Quiet magnificence
Beirut - The Rip Tide

I ’ll be honest - I was never that fussed with Beirut. Like many, I was drawn to ‘Gulag Orkestar’ by its forbidding title, that anonymous and curiously haunting cover photo (allegedly found in a library, photographer unknown) and the Balkan-indie tag.

And sure, it was a decent enough record, but something about it didn’t quite connect. Then ‘The Flying Cup Club’ came along and again I tried, but felt that same sense of dislocation. Like the films of Wes Anderson, Zach Condon’s music can feel cool and isolating if you don’t fully buy into it. But also like Anderson, when he snares you, he snares you good…
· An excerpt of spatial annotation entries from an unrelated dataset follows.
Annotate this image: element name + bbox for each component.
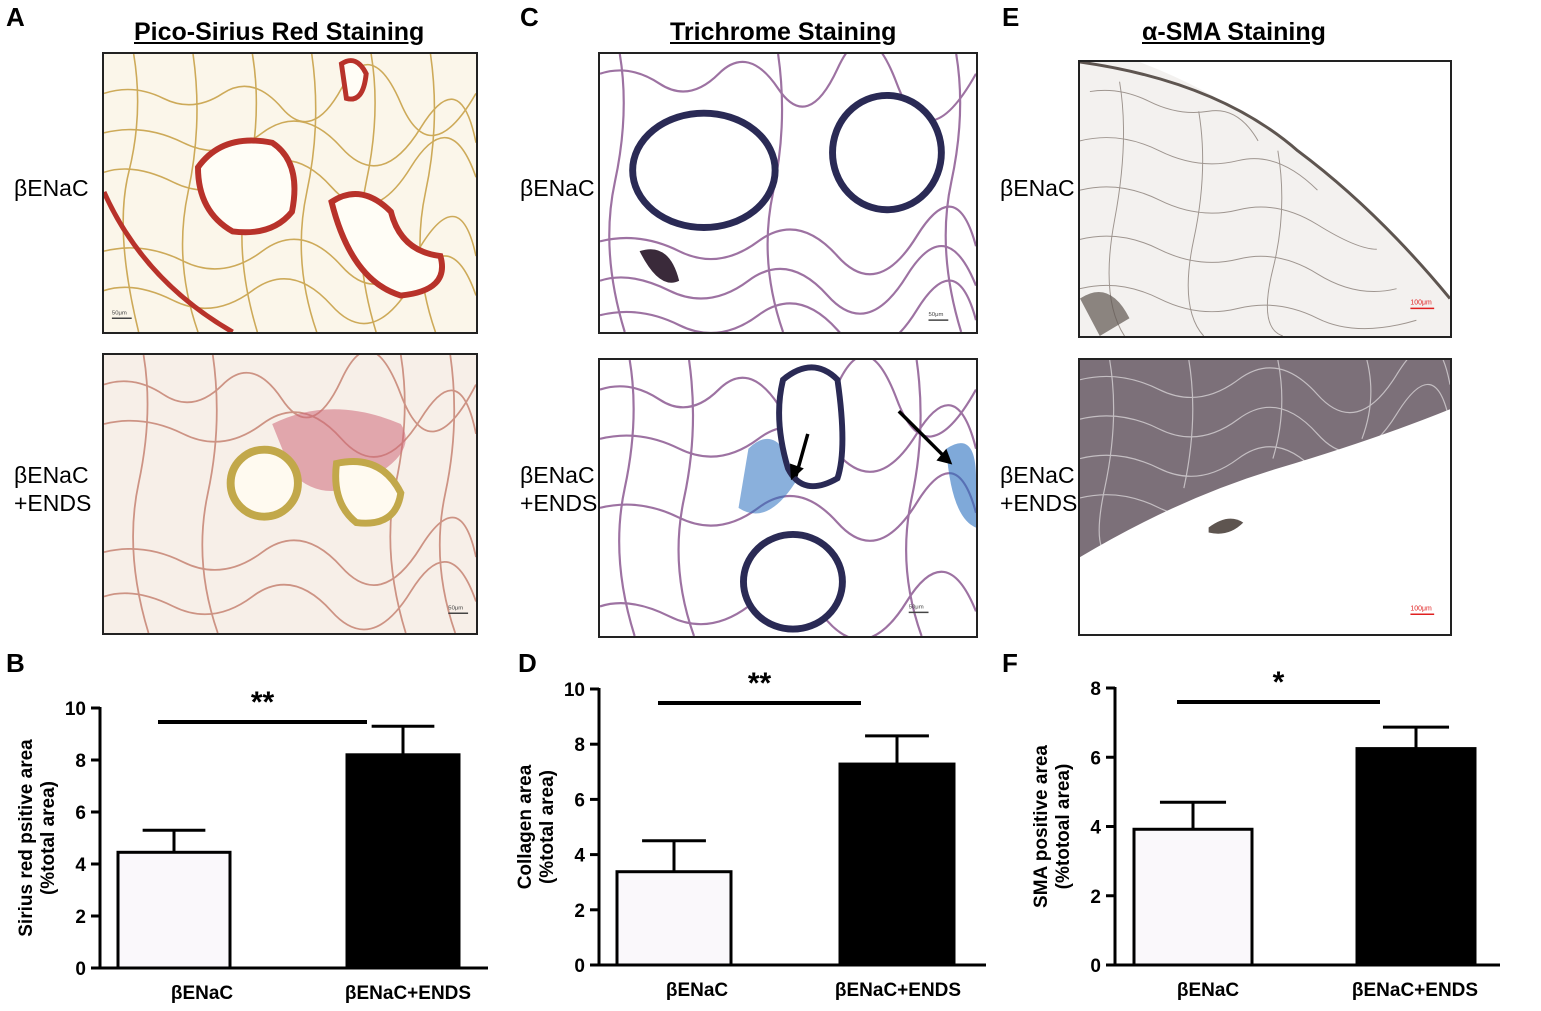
y-tick-label-f: 6: [1090, 748, 1101, 769]
trichrome-micrograph-control: 50μm: [598, 52, 978, 334]
label-c-bottom-2: +ENDS: [520, 490, 598, 516]
significance-marker-b: **: [251, 686, 275, 719]
y-tick-label-b: 2: [75, 907, 86, 928]
chart-f-sma: 0 2 4 6 8 SMA positive area (%totoal area) βENa…: [1000, 660, 1541, 1006]
panel-letter-c: C: [520, 2, 539, 32]
chart-b-sirius: 0 2 4 6 8 10 Sirius red psitive area (%total ar…: [0, 660, 500, 1006]
x-tick-label-d: βENaC: [666, 980, 729, 1001]
trichrome-micrograph-ends: 50μm: [598, 358, 978, 638]
panel-letter-e: E: [1002, 2, 1020, 32]
trichrome-title: Trichrome Staining: [670, 18, 897, 46]
y-axis-label-f: (%totoal area): [1053, 764, 1074, 890]
sirius-micrograph-control: 50μm: [102, 52, 478, 334]
y-tick-label-f: 2: [1090, 887, 1101, 908]
scale-text-e-top: 100μm: [1410, 299, 1432, 306]
y-tick-label-b: 0: [75, 959, 86, 980]
scale-text-a-top: 50μm: [112, 310, 127, 316]
y-tick-label-b: 10: [65, 699, 86, 720]
y-tick-label-f: 4: [1090, 818, 1101, 839]
panel-letter-b: B: [6, 648, 25, 678]
sma-micrograph-control: 100μm: [1078, 60, 1452, 338]
panel-letter-d: D: [518, 648, 537, 678]
sirius-title: Pico-Sirius Red Staining: [134, 18, 425, 46]
bar-f-control: [1132, 827, 1254, 967]
chart-d-svg: 0 2 4 6 8 10 Collagen area (%total area) βENaC βE…: [515, 667, 986, 1001]
chart-d-collagen: 0 2 4 6 8 10 Collagen area (%total area) βENaC βE…: [500, 660, 1000, 1006]
panel-letter-a: A: [6, 2, 25, 32]
y-tick-label-d: 4: [574, 846, 585, 867]
y-axis-label-d: (%total area): [537, 770, 558, 884]
x-tick-label-d: βENaC+ENDS: [835, 980, 961, 1001]
label-c-bottom-1: βENaC: [520, 462, 595, 488]
bar-d-control: [615, 870, 733, 967]
scale-text-a-bottom: 50μm: [448, 605, 463, 611]
y-tick-label-b: 8: [75, 751, 86, 772]
sirius-micrograph-ends: 50μm: [102, 353, 478, 635]
significance-marker-d: **: [748, 667, 772, 700]
y-axis-label-d: Collagen area: [515, 764, 536, 889]
chart-f-svg: 0 2 4 6 8 SMA positive area (%totoal area) βENa…: [1031, 666, 1500, 1001]
y-axis-label-b: Sirius red psitive area: [16, 739, 37, 937]
y-tick-label-d: 0: [574, 956, 585, 977]
y-tick-label-f: 0: [1090, 956, 1101, 977]
y-tick-label-d: 2: [574, 901, 585, 922]
scale-text-e-bottom: 100μm: [1410, 605, 1432, 612]
y-tick-label-d: 8: [574, 735, 585, 756]
label-a-top: βENaC: [14, 175, 89, 201]
y-axis-label-b: (%total area): [38, 781, 59, 895]
x-tick-label-b: βENaC+ENDS: [345, 983, 471, 1004]
y-axis-label-f: SMA positive area: [1031, 745, 1052, 908]
sma-micrograph-ends: 100μm: [1078, 358, 1452, 636]
x-tick-label-f: βENaC+ENDS: [1352, 980, 1478, 1001]
y-tick-label-d: 10: [564, 680, 585, 701]
y-tick-label-b: 6: [75, 803, 86, 824]
label-e-bottom-2: +ENDS: [1000, 490, 1078, 516]
y-tick-label-d: 6: [574, 790, 585, 811]
x-tick-label-f: βENaC: [1177, 980, 1240, 1001]
bar-b-ends: [345, 753, 461, 970]
sma-title: α-SMA Staining: [1142, 18, 1326, 46]
label-a-bottom-1: βENaC: [14, 462, 89, 488]
label-a-bottom-2: +ENDS: [14, 490, 92, 516]
scale-text-c-top: 50μm: [929, 312, 944, 318]
y-tick-label-f: 8: [1090, 679, 1101, 700]
panel-letter-f: F: [1002, 648, 1018, 678]
bar-f-ends: [1355, 747, 1477, 967]
label-c-top: βENaC: [520, 175, 595, 201]
significance-marker-f: *: [1273, 666, 1285, 699]
scale-text-c-bottom: 50μm: [909, 604, 924, 610]
x-tick-label-b: βENaC: [171, 983, 234, 1004]
y-tick-label-b: 4: [75, 855, 86, 876]
label-e-bottom-1: βENaC: [1000, 462, 1075, 488]
bar-d-ends: [838, 762, 956, 967]
chart-b-svg: 0 2 4 6 8 10 Sirius red psitive area (%total ar…: [16, 686, 488, 1004]
bar-b-control: [116, 850, 232, 970]
label-e-top: βENaC: [1000, 175, 1075, 201]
‘The Rip Tide’ has snared me more than all of Condon’s previous records combined. It’s not quite his pop album, but it’s certainly the one where he most expertly fuses his global influences with his now considerable song writing skills.
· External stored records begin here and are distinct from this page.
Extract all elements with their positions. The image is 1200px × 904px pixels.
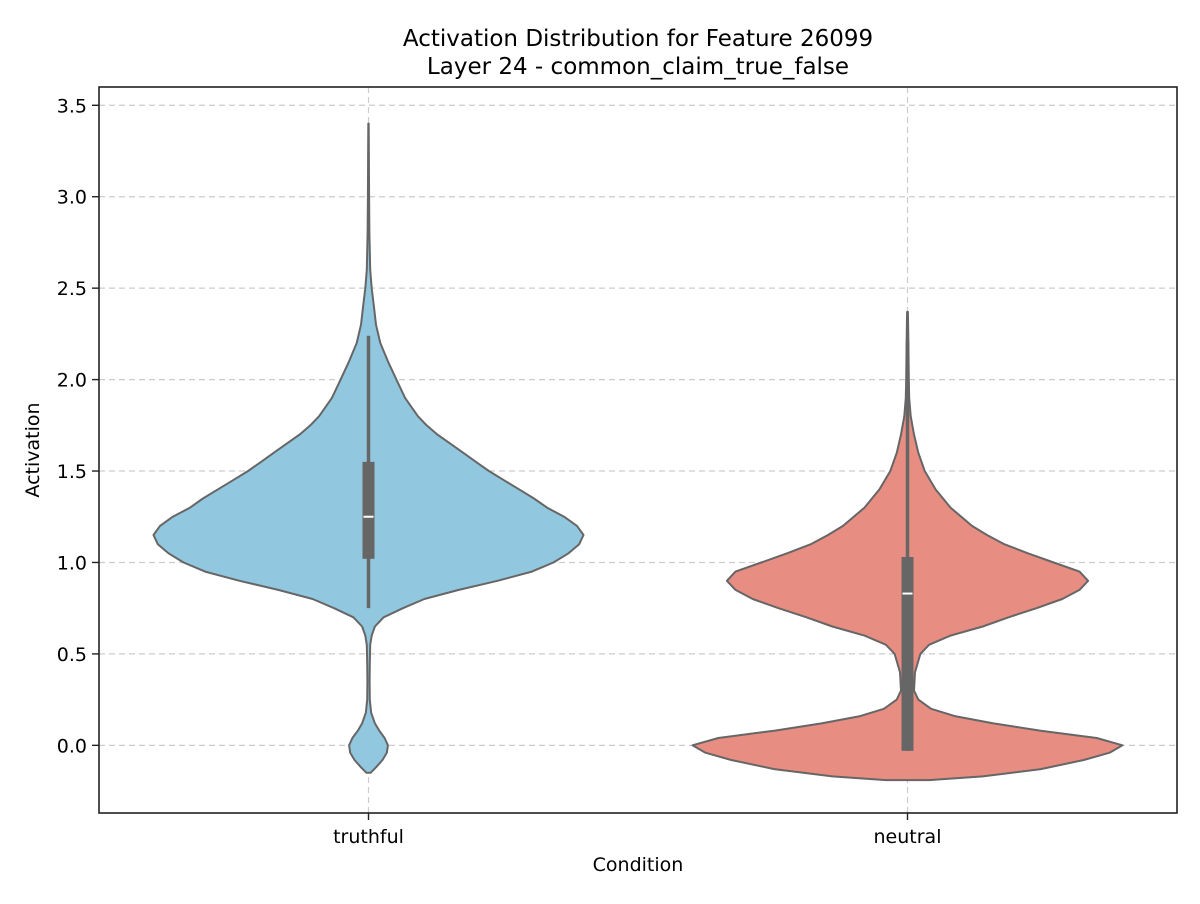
chart-subtitle: Layer 24 - common_claim_true_false xyxy=(427,54,849,80)
y-tick-label: 1.5 xyxy=(57,461,87,483)
y-tick-label: 3.0 xyxy=(57,187,87,209)
y-axis-ticks: 0.0 0.5 1.0 1.5 2.0 2.5 3.0 3.5 xyxy=(57,95,99,757)
iqr-box-neutral xyxy=(901,556,914,751)
chart-title: Activation Distribution for Feature 2609… xyxy=(403,26,873,52)
y-tick-label: 2.5 xyxy=(57,278,87,300)
iqr-box-truthful xyxy=(362,461,375,559)
y-tick-label: 0.5 xyxy=(57,644,87,666)
y-tick-label: 2.0 xyxy=(57,370,87,392)
plot-frame xyxy=(98,86,1178,814)
y-tick-label: 1.0 xyxy=(57,552,87,574)
y-axis-label: Activation xyxy=(22,402,44,497)
inner-boxes xyxy=(362,335,914,751)
x-tick-label: truthful xyxy=(333,826,404,848)
x-axis-ticks: truthful neutral xyxy=(333,813,941,848)
y-tick-label: 0.0 xyxy=(57,735,87,757)
x-axis-label: Condition xyxy=(593,854,684,876)
violins xyxy=(152,122,1124,782)
grid-lines xyxy=(99,87,1177,813)
x-tick-label: neutral xyxy=(874,826,942,848)
y-tick-label: 3.5 xyxy=(57,95,87,117)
So, while ‘A Candle’s Fire’ opens with his familiar mariachi stylings (and, incidentally, sounds exactly like music from The Terminator), it’s immediately followed by ‘Santa Fe’, which demonstrates Condon at his most breezily charming. There’s a chance that it might be overlooked compared to some of the heavier songs that follow it. That would be a shame, as it’s actually perfect. The rest of the album is more subdued, but also more rewarding over the long haul. The title track unravels beautifully over a couple of plays and the whole album is fraught with an introspective intensity. Nowhere is that more obvious than on ‘Goshen’ - the obvious highlight here. The key lyric, “You’re on in five”, feels like a gentle encouragement - appropriate for a song that takes to the floor as a shy piano ballad, before blossoming into a multi-instrumental epic.

That this is both Beirut’s deepest and most instantly enjoyable album is obvious. Condon has left the bedroom where he handcrafted ‘Gulag’ behind. He’s no longer a promising indie auteur, but the leader of a very good band. Yet, remarkably, ‘The Rip Tide’ retains the distinctiveness of those earlier records. Its quiet magnificence is destined to win over a lot of doubters.